Personally, I think 125cc is a good starting point for most people. Add more zip if you’re carrying passengers (150cc or more), and if you’ll be traveling on roads with speed limits of 45 – 50 m.p.h. If you want to get on the highway, you’ll need at least 200cc. On the highway with a passenger, 250cc.
But remember that larger engines are heavier and tend to come with physically bigger scooters, so keep those points in mind.
Also, I don’t recommend carrying passengers until you’ve had quite a bit of on-road experience.
How About an Example?
To give you an idea of how to assess your situation, here’s how I chose my scooter engine power.
My first scooter was an 80cc. I could carry a passenger, but there were spots along my normal routes when my friend had to dismount at the bottom of a hill and meet me at the top if I wanted to make it up. So when I decided to upgrade, I knew I needed at least 125cc’s (the next step up from an 80cc scooter).
First, I assessed my cargo load:
- I am six feet tall and I weigh 165 pounds
- I frequently carry passengers heavier than me
- I do grocery shopping and carry weighty items like bags of potting soil and cases of bottled water
This puts me at a minimum of 150cc.
Then I assessed the roads I travel on:
- I live in Seattle, where some of the hills are so steep there are stairs built into the sidewalks
- I travel on state routes with a speed limit of 50 m.p.h., so I need to keep up with traffic going at least that fast
- I participate in frequent group rides and want to be able to keep up with everyone without any trouble
Figuring these three points into my heavy cargo load, I could probably get by with 200cc. But I want enough power left over to accelerate out of danger and get on the Interstate if I have to. So my optimal engine size is a minimum of 250cc.

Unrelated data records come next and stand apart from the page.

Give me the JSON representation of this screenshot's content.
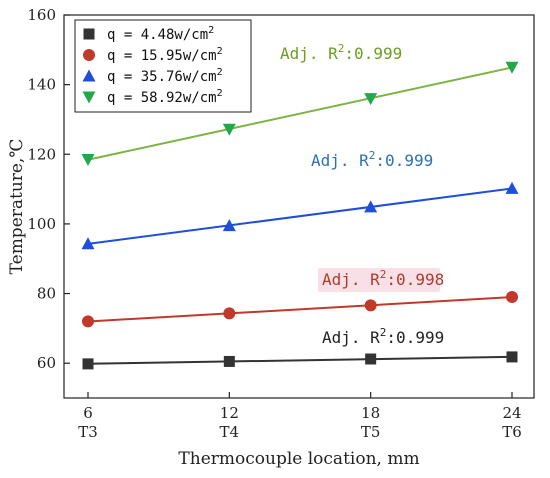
{
  "chart_data": {
    "type": "line",
    "xlabel": "Thermocouple location, mm",
    "ylabel": "Temperature,℃",
    "x": [
      6,
      12,
      18,
      24
    ],
    "x_secondary_labels": [
      "T3",
      "T4",
      "T5",
      "T6"
    ],
    "xlim": [
      6,
      24
    ],
    "ylim": [
      50,
      160
    ],
    "yticks": [
      60,
      80,
      100,
      120,
      140,
      160
    ],
    "grid": false,
    "legend_position": "top-left",
    "series": [
      {
        "name": "q = 4.48w/cm",
        "name_superscript": "2",
        "marker": "square",
        "color": "#333333",
        "values": [
          59.8,
          60.5,
          61.2,
          61.8
        ],
        "fit_label": {
          "prefix": "Adj. R",
          "sup": "2",
          "suffix": ":0.999",
          "color": "#222222"
        }
      },
      {
        "name": "q = 15.95w/cm",
        "name_superscript": "2",
        "marker": "circle",
        "color": "#c0392b",
        "values": [
          72.0,
          74.3,
          76.6,
          79.0
        ],
        "fit_label": {
          "prefix": "Adj. R",
          "sup": "2",
          "suffix": ":0.998",
          "color": "#b03a2e"
        }
      },
      {
        "name": "q = 35.76w/cm",
        "name_superscript": "2",
        "marker": "triangle-up",
        "color": "#1f4fd8",
        "values": [
          94.3,
          99.5,
          104.9,
          110.2
        ],
        "fit_label": {
          "prefix": "Adj. R",
          "sup": "2",
          "suffix": ":0.999",
          "color": "#2e6fb5"
        }
      },
      {
        "name": "q = 58.92w/cm",
        "name_superscript": "2",
        "marker": "triangle-down",
        "color": "#22a84a",
        "values": [
          118.5,
          127.2,
          136.0,
          145.0
        ],
        "fit_label": {
          "prefix": "Adj. R",
          "sup": "2",
          "suffix": ":0.999",
          "color": "#6a9e1f"
        }
      }
    ]
  },
  "colors": {
    "fit_line": "#7cb342",
    "red_label_highlight": "#f4c6d2"
  }
}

My Vespa GTS has a 250cc engine, and I use every cc of that with glee. I feel safe when riding that scooter and I don’t worry about keeping up with traffic. I can ride 2-up on the state routes and still have enough zip to keep me and my passenger out of the way of trouble.
Because I’m confident in the ability of my GTS to deliver when I need it most, I relax and enjoy the ride. That said, I’m looking forward to upgrading to the 300cc GTS soon!
I also have a 150cc Genuine Stella scooter that I only ride when I know I won’t be pressured to perform, and I keep off the freeways. Riding solo, the Stella’s maximum speed is 50 m.p.h. — with the throttle wide open, the wind at my back, riding in the direction of the Earth’s rotation.
My maximum speed riding 2-up on the Stella is about 45 m.p.h., and it takes us a looong time to get up to that speed. We’ll make it up that hill, you may just want to grab a cup of coffee while you wait for us. So I stick to roads with a speed limit of 40 m.p.h., which leaves me enough oomph to dodge a bullet should the need arise.
Give it some thought when deciding what size engine you need. If you choose wisely and get the scooter that meets your daily needs, you’ll be scooting safely and happily for a long time to come.